Calling the sequestration bluff
A few scenes of Sequestration Terror walkback, as zero hour approaches and the Administration realizes it can’t keep the shrill hysteria going. First up, courtesy of the Washington Post, Arne Duncan becomes the latest to suffer blowback for abusing the word “literally”:
“There are literally teachers now who are getting pink slips, who are getting notices that they can’t come back this fall,” Education Secretary Arne Duncan said Sunday on CBS’s “Face the Nation.”
When he was pressed in a White House briefing Wednesday to come up with an example, Duncan named a single county in West Virginia and acknowledged, “whether it’s all sequester-related, I don’t know.”

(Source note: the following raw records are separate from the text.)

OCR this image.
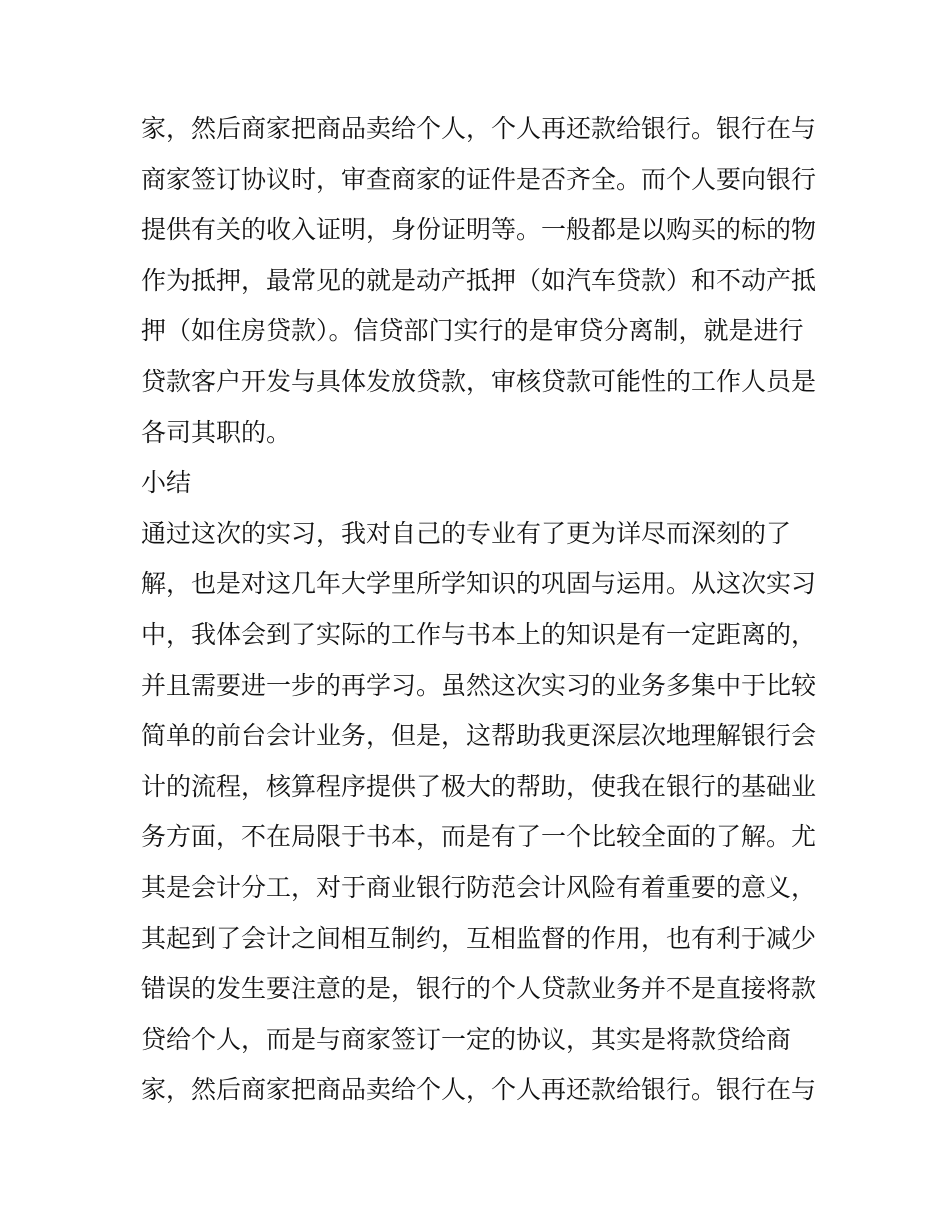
家，然后商家把商品卖给个人，个人再还款给银行。银行在与
商家签订协议时，审查商家的证件是否齐全。而个人要向银行
提供有关的收入证明，身份证明等。一般都是以购买的标的物
作为抵押，最常见的就是动产抵押（如汽车贷款）和不动产抵
押（如住房贷款）。信贷部门实行的是审贷分离制，就是进行
贷款客户开发与具体发放贷款，审核贷款可能性的工作人员是
各司其职的。
小结
通过这次的实习，我对自己的专业有了更为详尽而深刻的了
解，也是对这几年大学里所学知识的巩固与运用。从这次实习
中，我体会到了实际的工作与书本上的知识是有一定距离的，
并且需要进一步的再学习。虽然这次实习的业务多集中于比较
简单的前台会计业务，但是，这帮助我更深层次地理解银行会
计的流程，核算程序提供了极大的帮助，使我在银行的基础业
务方面，不在局限于书本，而是有了一个比较全面的了解。尤
其是会计分工，对于商业银行防范会计风险有着重要的意义，
其起到了会计之间相互制约，互相监督的作用，也有利于减少
错误的发生要注意的是，银行的个人贷款业务并不是直接将款
贷给个人，而是与商家签订一定的协议，其实是将款贷给商
家，然后商家把商品卖给个人，个人再还款给银行。银行在与
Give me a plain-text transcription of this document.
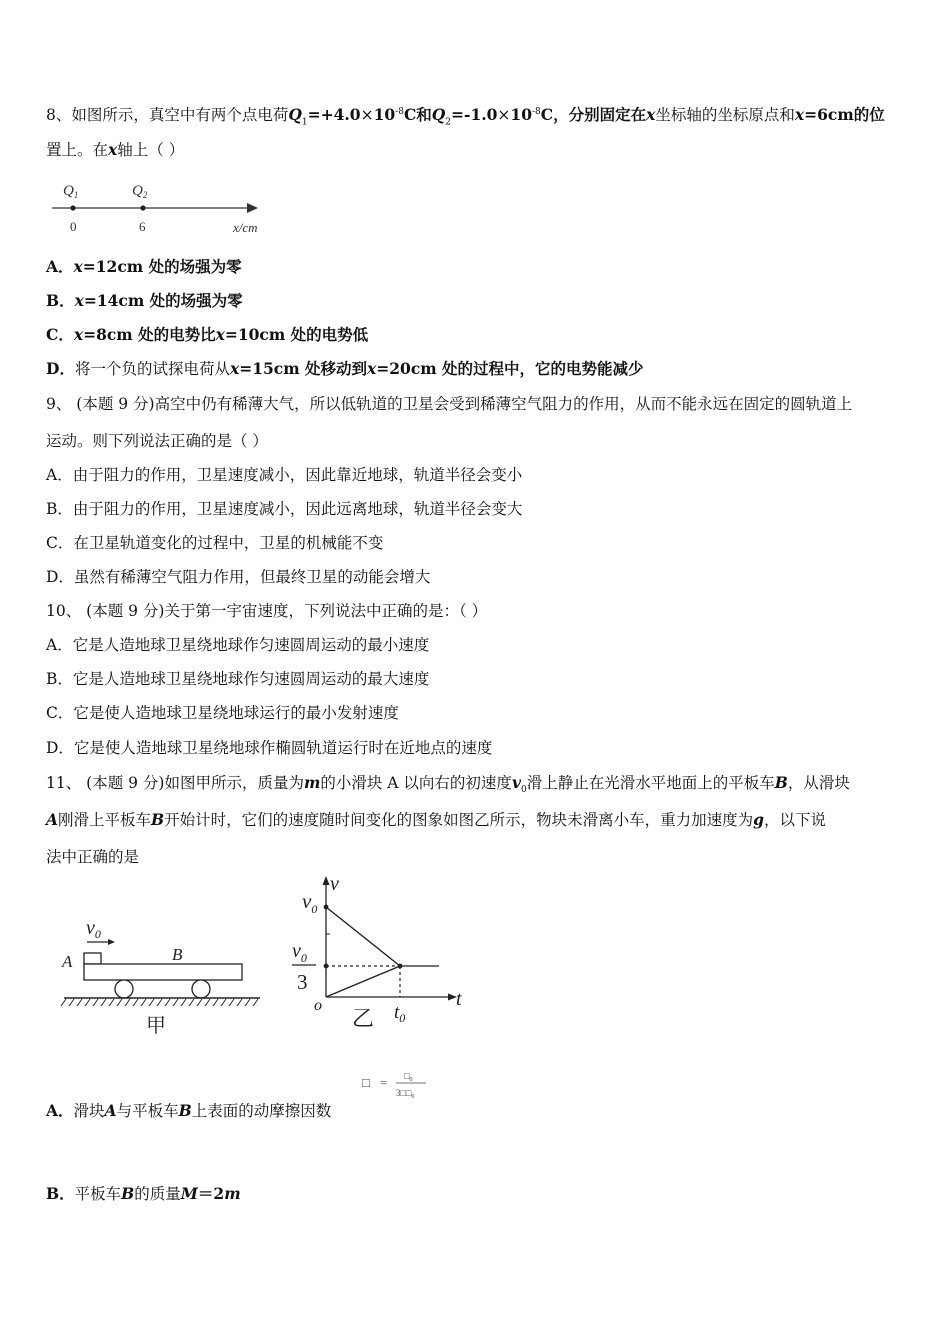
8、如图所示，真空中有两个点电荷$Q_1=+4.0\times 10^{-8}C$和$Q_2=-1.0\times 10^{-8}C$，分别固定在x坐标轴的坐标原点和x=6cm的位
置上。在x轴上（ ）
$Q_1$	$Q_2$
0	6	x/cm
A．x=12cm 处的场强为零
B．x=14cm 处的场强为零
C．x=8cm 处的电势比x=10cm 处的电势低
D．将一个负的试探电荷从x=15cm 处移动到x=20cm 处的过程中，它的电势能减少
9、 (本题 9 分)高空中仍有稀薄大气，所以低轨道的卫星会受到稀薄空气阻力的作用，从而不能永远在固定的圆轨道上
运动。则下列说法正确的是（ ）
A．由于阻力的作用，卫星速度减小，因此靠近地球，轨道半径会变小
B．由于阻力的作用，卫星速度减小，因此远离地球，轨道半径会变大
C．在卫星轨道变化的过程中，卫星的机械能不变
D．虽然有稀薄空气阻力作用，但最终卫星的动能会增大
10、 (本题 9 分)关于第一宇宙速度，下列说法中正确的是：（ ）
A．它是人造地球卫星绕地球作匀速圆周运动的最小速度
B．它是人造地球卫星绕地球作匀速圆周运动的最大速度
C．它是使人造地球卫星绕地球运行的最小发射速度
D．它是使人造地球卫星绕地球作椭圆轨道运行时在近地点的速度
11、 (本题 9 分)如图甲所示，质量为m的小滑块 A 以向右的初速度$v_0$滑上静止在光滑水平地面上的平板车B，从滑块
A刚滑上平板车B开始计时，它们的速度随时间变化的图象如图乙所示，物块未滑离小车，重力加速度为g，以下说
法中正确的是
$v_0$
A	B
甲
v
t
o
$v_0$
$v_0$
3
$t_0$
乙
□ = $□_0$
$3□□_0$
A．滑块A与平板车B上表面的动摩擦因数
B．平板车B的质量M＝2m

And, as it turns out, it isn’t.
Officials in Kanawha County, West Virginia say that the “transfer notices” sent to at least 104 educators had more to do with a separate matter that involves a change in the way West Virginia allocates federal dollars designated for poor children.
Whoops! Well, how about those constant Obama threats that our airports will become quagmires due to sequester-imposed 90-minute flight delays? House Transportation and Infrastructure Committee chair Bill Shuster got together with John Thune, ranking Republican on the Senate Commerce, Science and Transportation Committee, to call that bluff.
FAA Administrator Michael Huerta had to admit, “I can’t tell you with precision that it would be 90 minutes every day.” The agency still can’t figure out exactly how it will handle the sequestration cuts, but Huerta conceded they have considerable flexibility for dealing with them – so the predictions of air-travel stasis are, to say the least, premature.
It’s odd that these agencies seem so taken aback by reductions in the rate of spending growth they’ve been expecting since 2011, isn’t it? Too bad they don’t have some sort of top-level leadership that could have prepared them for the coming ripples of fiscal restraint.